The Second Amendment guarantees that "a well regulated Militia, being necessary to the security of a free State, the right of the people to keep and bear Arms, shall not be infringed." The first clause of the amendment refers to the need for “a well regulated Militia” and the second states that “the right of the people to keep and bear Arms, shall not be infringed.”

Judicial scholar Jeffrey Toobin, writing in The New Yorker, notes that for many decades, into the nineteen-eighties, it was widely agreed among judges and scholars that the right to bear arms belonged only to militias, and thus the Second Amendment imposed no limits on the ability of states and localities to enact gun-control laws. Warren E. Burger, the former Chief Justice (and no liberal), said that any other view of the law was a “fraud,” and Robert Bork, the conservative hero, said much the same thing.

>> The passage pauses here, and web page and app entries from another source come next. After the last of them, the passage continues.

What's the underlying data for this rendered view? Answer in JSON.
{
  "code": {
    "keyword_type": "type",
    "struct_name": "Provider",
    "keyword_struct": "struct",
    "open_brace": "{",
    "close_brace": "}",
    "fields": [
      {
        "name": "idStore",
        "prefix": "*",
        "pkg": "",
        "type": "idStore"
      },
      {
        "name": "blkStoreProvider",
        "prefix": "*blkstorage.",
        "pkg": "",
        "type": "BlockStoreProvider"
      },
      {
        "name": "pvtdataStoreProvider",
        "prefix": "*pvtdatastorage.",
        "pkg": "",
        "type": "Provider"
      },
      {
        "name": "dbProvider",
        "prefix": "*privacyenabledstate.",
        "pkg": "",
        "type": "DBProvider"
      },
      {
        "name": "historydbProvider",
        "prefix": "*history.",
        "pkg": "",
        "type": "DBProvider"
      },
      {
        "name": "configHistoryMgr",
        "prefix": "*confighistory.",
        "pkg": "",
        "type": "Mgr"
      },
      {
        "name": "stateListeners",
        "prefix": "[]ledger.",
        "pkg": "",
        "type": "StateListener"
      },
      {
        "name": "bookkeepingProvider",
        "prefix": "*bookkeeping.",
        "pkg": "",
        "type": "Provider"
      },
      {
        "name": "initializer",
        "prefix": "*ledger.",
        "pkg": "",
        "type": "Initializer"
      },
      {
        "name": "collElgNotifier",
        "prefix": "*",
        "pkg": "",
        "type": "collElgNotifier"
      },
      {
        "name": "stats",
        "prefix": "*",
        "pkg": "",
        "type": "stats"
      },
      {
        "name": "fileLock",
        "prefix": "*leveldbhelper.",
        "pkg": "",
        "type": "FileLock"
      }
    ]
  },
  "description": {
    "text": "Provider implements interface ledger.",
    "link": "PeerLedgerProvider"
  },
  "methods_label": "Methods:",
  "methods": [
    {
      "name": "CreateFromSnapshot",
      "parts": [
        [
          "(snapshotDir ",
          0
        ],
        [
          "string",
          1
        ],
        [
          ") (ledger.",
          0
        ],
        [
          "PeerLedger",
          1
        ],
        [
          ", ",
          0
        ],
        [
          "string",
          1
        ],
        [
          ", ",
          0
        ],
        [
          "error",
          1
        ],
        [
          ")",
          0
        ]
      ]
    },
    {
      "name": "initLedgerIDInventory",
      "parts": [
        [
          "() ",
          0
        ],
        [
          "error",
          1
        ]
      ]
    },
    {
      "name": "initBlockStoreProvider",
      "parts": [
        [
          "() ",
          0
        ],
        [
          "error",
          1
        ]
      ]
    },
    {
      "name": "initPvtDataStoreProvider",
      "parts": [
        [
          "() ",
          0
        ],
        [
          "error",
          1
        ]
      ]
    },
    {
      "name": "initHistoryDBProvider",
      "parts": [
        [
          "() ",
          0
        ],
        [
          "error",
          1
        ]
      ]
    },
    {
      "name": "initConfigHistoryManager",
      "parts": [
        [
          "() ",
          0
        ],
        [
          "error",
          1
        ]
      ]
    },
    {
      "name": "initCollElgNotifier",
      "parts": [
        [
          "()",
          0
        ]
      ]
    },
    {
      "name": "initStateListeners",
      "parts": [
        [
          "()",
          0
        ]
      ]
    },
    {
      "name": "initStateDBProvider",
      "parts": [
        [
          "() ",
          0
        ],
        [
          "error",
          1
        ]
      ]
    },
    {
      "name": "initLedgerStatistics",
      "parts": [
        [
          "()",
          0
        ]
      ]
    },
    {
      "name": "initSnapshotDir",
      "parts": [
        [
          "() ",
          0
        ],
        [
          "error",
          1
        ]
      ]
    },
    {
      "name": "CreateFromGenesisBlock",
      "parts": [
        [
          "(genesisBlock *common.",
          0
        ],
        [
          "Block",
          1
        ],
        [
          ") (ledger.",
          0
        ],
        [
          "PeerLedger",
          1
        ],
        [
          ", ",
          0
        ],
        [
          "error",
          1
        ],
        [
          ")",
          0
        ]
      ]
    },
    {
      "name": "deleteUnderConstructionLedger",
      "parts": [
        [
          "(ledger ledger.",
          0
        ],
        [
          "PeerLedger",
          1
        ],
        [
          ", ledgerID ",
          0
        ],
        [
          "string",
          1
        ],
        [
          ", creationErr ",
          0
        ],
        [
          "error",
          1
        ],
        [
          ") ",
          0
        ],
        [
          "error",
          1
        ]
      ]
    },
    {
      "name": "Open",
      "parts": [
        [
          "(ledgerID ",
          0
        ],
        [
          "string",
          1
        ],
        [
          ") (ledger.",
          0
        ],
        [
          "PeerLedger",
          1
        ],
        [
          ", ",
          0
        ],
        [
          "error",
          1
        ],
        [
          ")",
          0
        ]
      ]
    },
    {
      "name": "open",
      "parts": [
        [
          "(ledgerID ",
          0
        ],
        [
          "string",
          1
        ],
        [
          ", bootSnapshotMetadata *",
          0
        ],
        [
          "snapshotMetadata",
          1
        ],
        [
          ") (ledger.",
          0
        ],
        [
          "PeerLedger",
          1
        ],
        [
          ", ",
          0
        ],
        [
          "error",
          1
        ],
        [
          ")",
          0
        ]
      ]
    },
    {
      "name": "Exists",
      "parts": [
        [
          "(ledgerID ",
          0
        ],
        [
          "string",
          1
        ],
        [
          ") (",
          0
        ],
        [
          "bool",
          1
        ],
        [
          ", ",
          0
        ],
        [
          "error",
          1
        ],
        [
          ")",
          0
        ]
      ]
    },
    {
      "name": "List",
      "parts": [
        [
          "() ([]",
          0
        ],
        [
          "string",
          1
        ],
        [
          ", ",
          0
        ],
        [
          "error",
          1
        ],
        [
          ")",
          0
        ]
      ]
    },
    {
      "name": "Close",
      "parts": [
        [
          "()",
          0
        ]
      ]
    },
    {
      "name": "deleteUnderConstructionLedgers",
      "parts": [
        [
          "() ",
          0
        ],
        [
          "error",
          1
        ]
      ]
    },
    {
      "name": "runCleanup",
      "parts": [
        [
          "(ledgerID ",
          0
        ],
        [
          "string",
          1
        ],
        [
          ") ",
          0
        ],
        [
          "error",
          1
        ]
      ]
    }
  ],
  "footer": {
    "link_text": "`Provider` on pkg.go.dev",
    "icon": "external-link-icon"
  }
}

But Ronald Reagan's attorney general Ed Meese and his allies in the National Rifle Association were indefatigable in pushing an opposing interpretation, and their position became widely adopted, first in the Republican Party and then among many Democrats. The NRA pushed this interpretation to the extreme position that the Constitution prohibited any restrictions on any guns at any location. Finally, in 2008, the Supreme Court, in an opinion written by Antonin Scalia (who was appointed while Meese was attorney general), struck down a District of Columbia gun-control law as a violation of the Second Amendment. A fringe position—a “fraud”—two decades earlier had become the law of the land.

This is an example of what has come to be called Democratic Constitutionalism. Conservatives convinced other people that their vision of the Constitution was a better one, they won elections, and they appointed their people to the Court. This is not lawlessness. This is how the system works.

Fair enough. But now that we have a Democratic President, a Democratic Congress, and a Democratic attorney general, can we not now engage in some more Democratic Constitutionalism ourselves and go about reinterpreting this Amendment back to the earlier understanding, and get the concealed handguns out of our State Parks and away from our Chili Cook-Offs?